Um einen Nachweis für die Umsetzbarkeit einer nachhaltigen Integration von
geregelter Ausbildung in die betrieblichen Abläufe (und damit auch eine
Verbesserung von Akzeptanz und Legitimation) erbringen zu können, wäre zukünftig
zunächst eine vertiefte Analyse bereits vorhandener Ansätze prozessorientierter
Ausbildung als angewandtes Wissensmanagement in Unternehmen notwendig. Mit Hilfe
von Bedarfsuntersuchungen und Modellen könnten darüber hinaus auch wichtige
Beiträge für eine Verankerung neuer Lernformen in den Unternehmen für eine
dynamische Prozessqualifizierung mit elektronischen Medien geleistet werden.
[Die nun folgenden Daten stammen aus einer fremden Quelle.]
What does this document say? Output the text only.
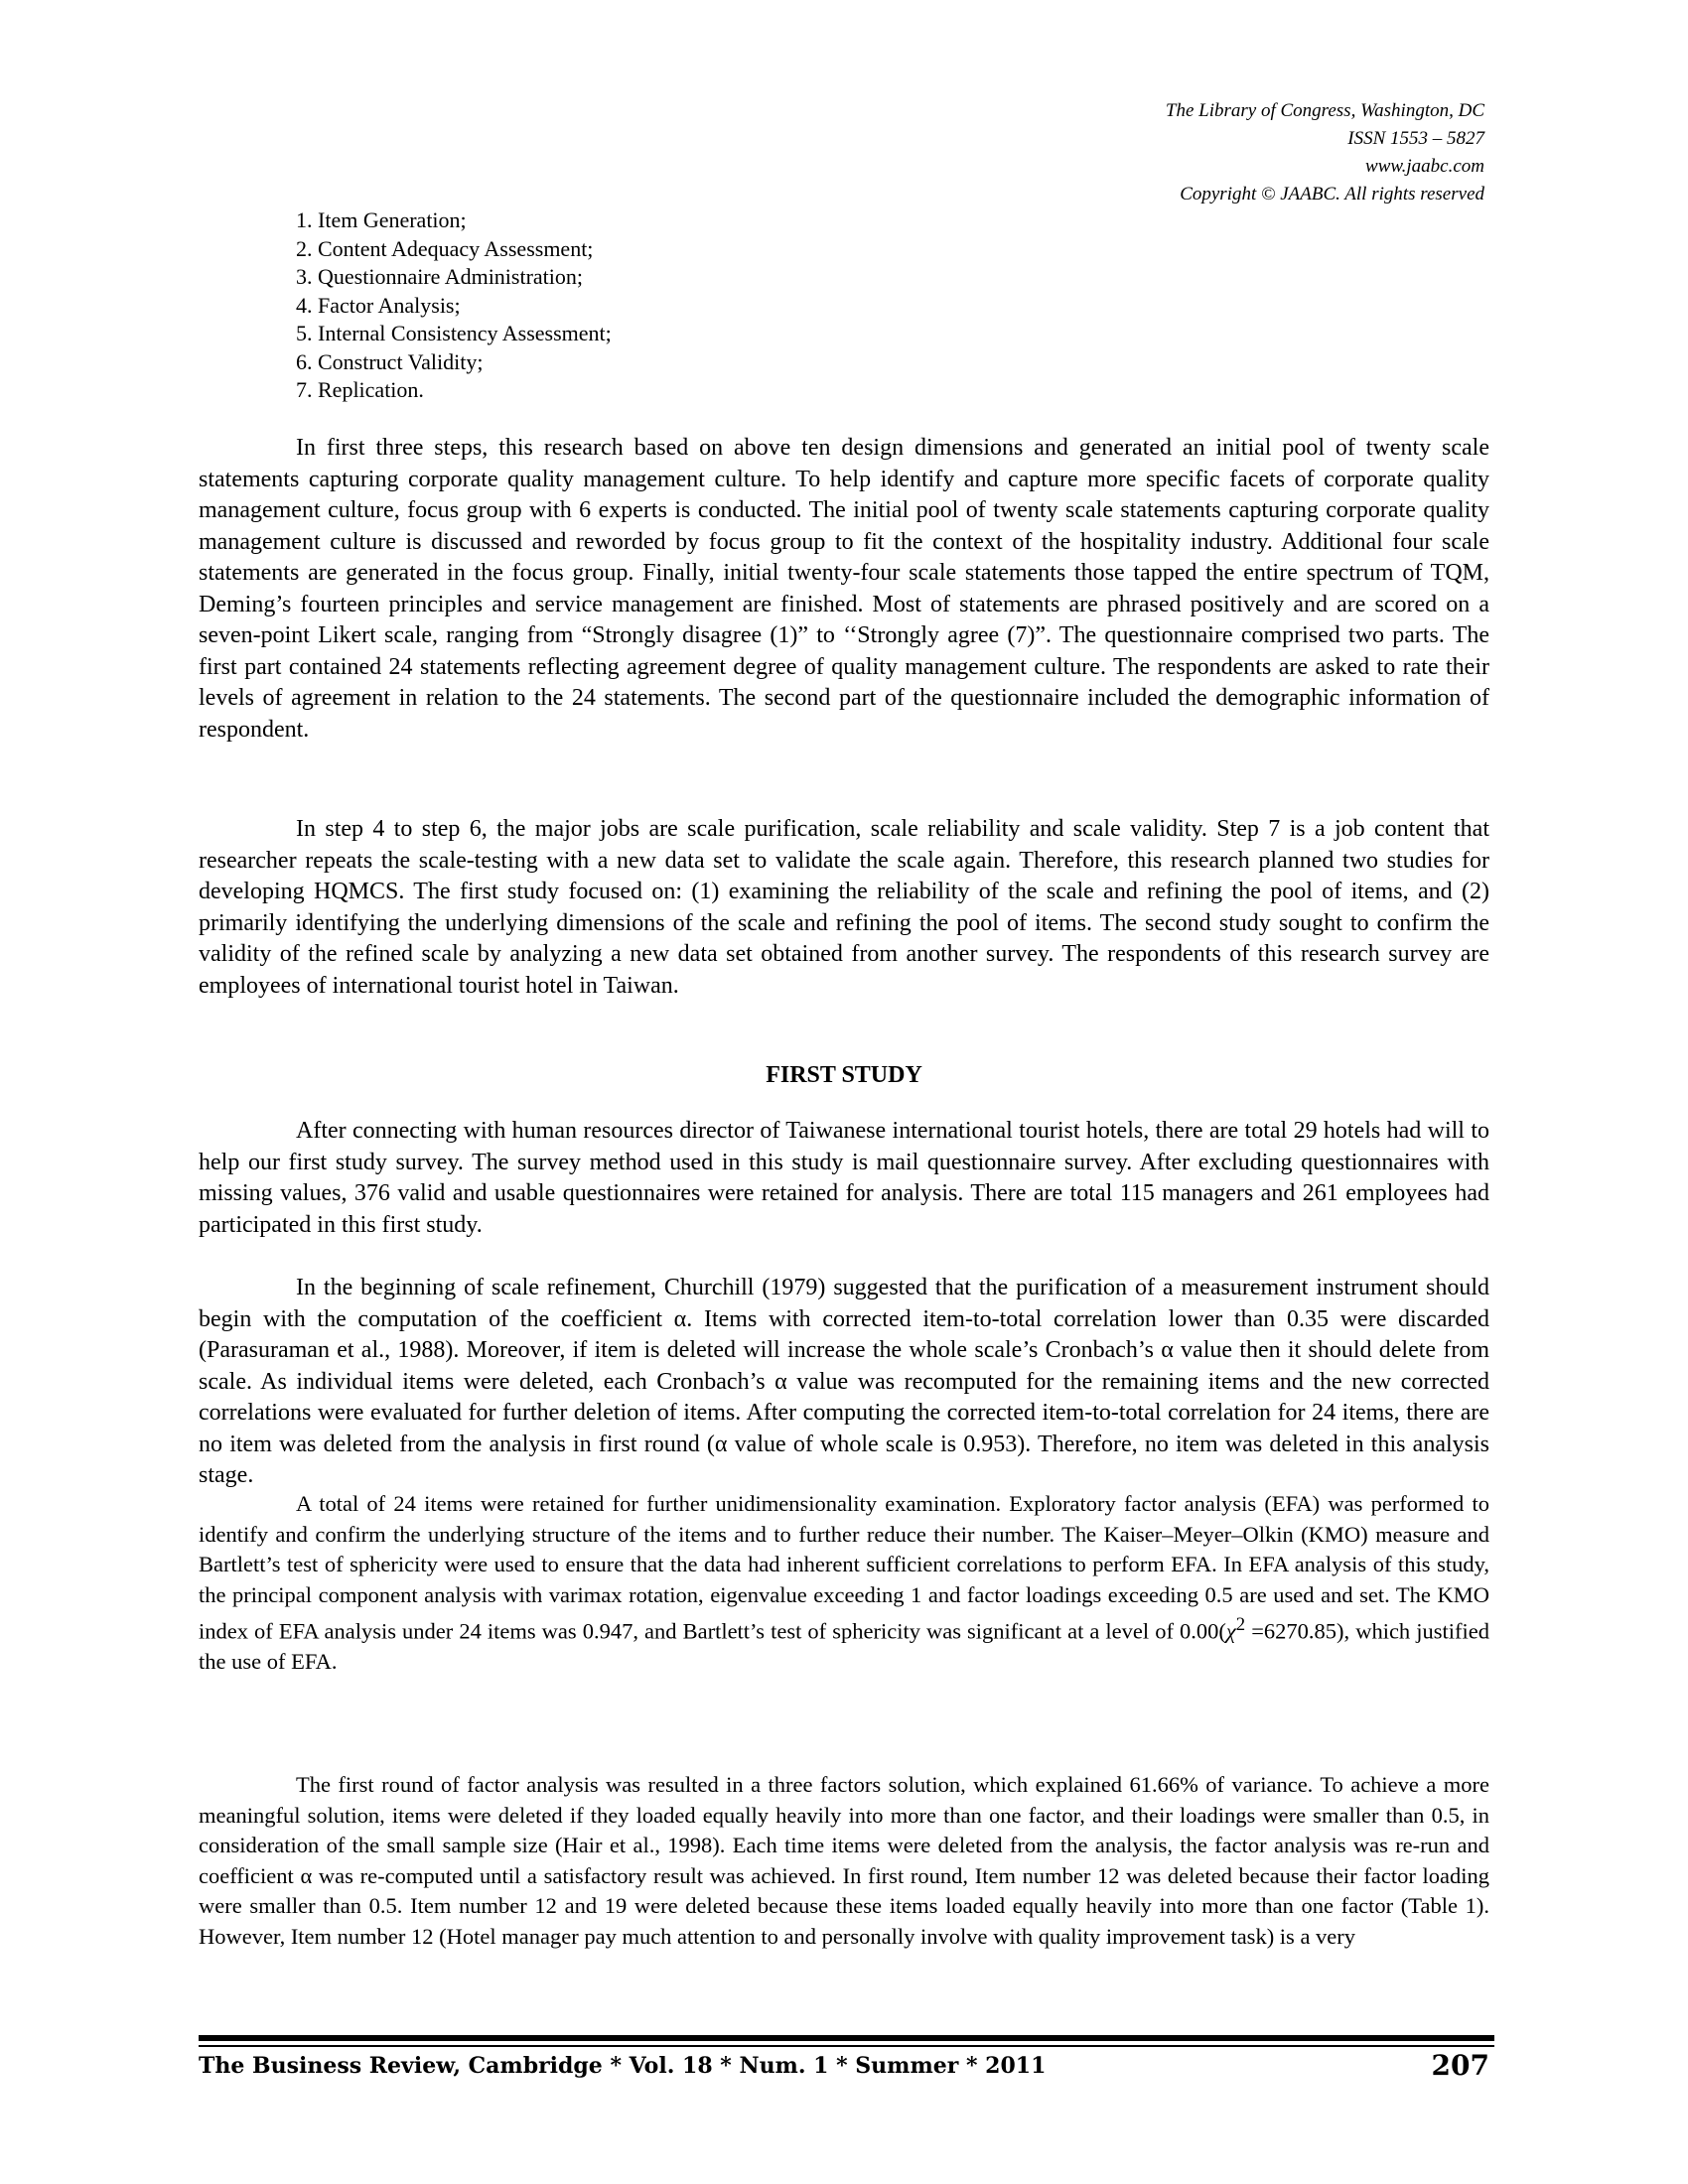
The Library of Congress, Washington, DC
ISSN 1553 – 5827
www.jaabc.com
Copyright © JAABC. All rights reserved
1. Item Generation;
2. Content Adequacy Assessment;
3. Questionnaire Administration;
4. Factor Analysis;
5. Internal Consistency Assessment;
6. Construct Validity;
7. Replication.

In first three steps, this research based on above ten design dimensions and generated an initial pool of twenty scale statements capturing corporate quality management culture. To help identify and capture more specific facets of corporate quality management culture, focus group with 6 experts is conducted. The initial pool of twenty scale statements capturing corporate quality management culture is discussed and reworded by focus group to fit the context of the hospitality industry. Additional four scale statements are generated in the focus group. Finally, initial twenty-four scale statements those tapped the entire spectrum of TQM, Deming’s fourteen principles and service management are finished. Most of statements are phrased positively and are scored on a seven-point Likert scale, ranging from “Strongly disagree (1)” to ‘‘Strongly agree (7)”. The questionnaire comprised two parts. The first part contained 24 statements reflecting agreement degree of quality management culture. The respondents are asked to rate their levels of agreement in relation to the 24 statements. The second part of the questionnaire included the demographic information of respondent.

In step 4 to step 6, the major jobs are scale purification, scale reliability and scale validity. Step 7 is a job content that researcher repeats the scale-testing with a new data set to validate the scale again. Therefore, this research planned two studies for developing HQMCS. The first study focused on: (1) examining the reliability of the scale and refining the pool of items, and (2) primarily identifying the underlying dimensions of the scale and refining the pool of items. The second study sought to confirm the validity of the refined scale by analyzing a new data set obtained from another survey. The respondents of this research survey are employees of international tourist hotel in Taiwan.

FIRST STUDY

After connecting with human resources director of Taiwanese international tourist hotels, there are total 29 hotels had will to help our first study survey. The survey method used in this study is mail questionnaire survey. After excluding questionnaires with missing values, 376 valid and usable questionnaires were retained for analysis. There are total 115 managers and 261 employees had participated in this first study.

In the beginning of scale refinement, Churchill (1979) suggested that the purification of a measurement instrument should begin with the computation of the coefficient α. Items with corrected item-to-total correlation lower than 0.35 were discarded (Parasuraman et al., 1988). Moreover, if item is deleted will increase the whole scale’s Cronbach’s α value then it should delete from scale. As individual items were deleted, each Cronbach’s α value was recomputed for the remaining items and the new corrected correlations were evaluated for further deletion of items. After computing the corrected item-to-total correlation for 24 items, there are no item was deleted from the analysis in first round (α value of whole scale is 0.953). Therefore, no item was deleted in this analysis stage.

A total of 24 items were retained for further unidimensionality examination. Exploratory factor analysis (EFA) was performed to identify and confirm the underlying structure of the items and to further reduce their number. The Kaiser–Meyer–Olkin (KMO) measure and Bartlett’s test of sphericity were used to ensure that the data had inherent sufficient correlations to perform EFA. In EFA analysis of this study, the principal component analysis with varimax rotation, eigenvalue exceeding 1 and factor loadings exceeding 0.5 are used and set. The KMO index of EFA analysis under 24 items was 0.947, and Bartlett’s test of sphericity was significant at a level of $0.00(\chi^2 =6270.85)$, which justified the use of EFA.

The first round of factor analysis was resulted in a three factors solution, which explained 61.66% of variance. To achieve a more meaningful solution, items were deleted if they loaded equally heavily into more than one factor, and their loadings were smaller than 0.5, in consideration of the small sample size (Hair et al., 1998). Each time items were deleted from the analysis, the factor analysis was re-run and coefficient α was re-computed until a satisfactory result was achieved. In first round, Item number 12 was deleted because their factor loading were smaller than 0.5. Item number 12 and 19 were deleted because these items loaded equally heavily into more than one factor (Table 1). However, Item number 12 (Hotel manager pay much attention to and personally involve with quality improvement task) is a very

The Business Review, Cambridge * Vol. 18 * Num. 1 * Summer * 2011	207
Da es wenig realistisch und kaum vorstellbar ist, dass neben der
institutionalisierten Berufsbildung ein konkurrierendes institutionalisiertes
Netzwerk zur Kompetenzentwicklung aufgebaut werden soll, wären konkrete Hilfen
und Instrumente zur Integration von neuen Ansätzen des (über-)betrieblichen
Bildungsmanagements auch in die Institutionen der Berufsbildung zu entwickeln
und zu erproben.
Den weitaus größten Bereich des Berufsbildungssystems (Aus- aber auch
Weiterbildung) umfasst das »duale System« als Kombination von Lernen am
Arbeitsplatz und in öffentlichen Berufsschulen. Daher hätten Maßnahmen an dieser
Stelle Auswirkungen auf einen Großteil der Lernenden. Eine Handlungsoption zur
Beförderung von eLearning im dualen System bestünde beispielsweise darin, unter
den am stärksten nachgefragten Ausbildungsberufen eine geeignete Auswahl zu
treffen, innerhalb dieser Auswahl überschneidende Lehrinhalte zu identifizieren
und speziell dafür im Rahmen eines Modellvorhabens qualitativ sehr hochwertige
eLearning-Module erstellen zu lassen. Bei einer solchen Vorgehensweise könnte
bei einem vermutlich überschaubaren Mitteleinsatz ein großer Adressatenkreis der
beruflichen Ausbildung des dualen Systems erreicht und die Erfolge (oder
Misserfolge sinnvoll evaluiert werden.
Es wäre Gegenstand einer gesonderten Untersuchung, genau jene gemeinsamen
Lerninhalte zu identifizieren, die sich für eine Vermittlung über
eLearning-Module besonders eignen, sowie mögliche Hemmnisse zu benennen.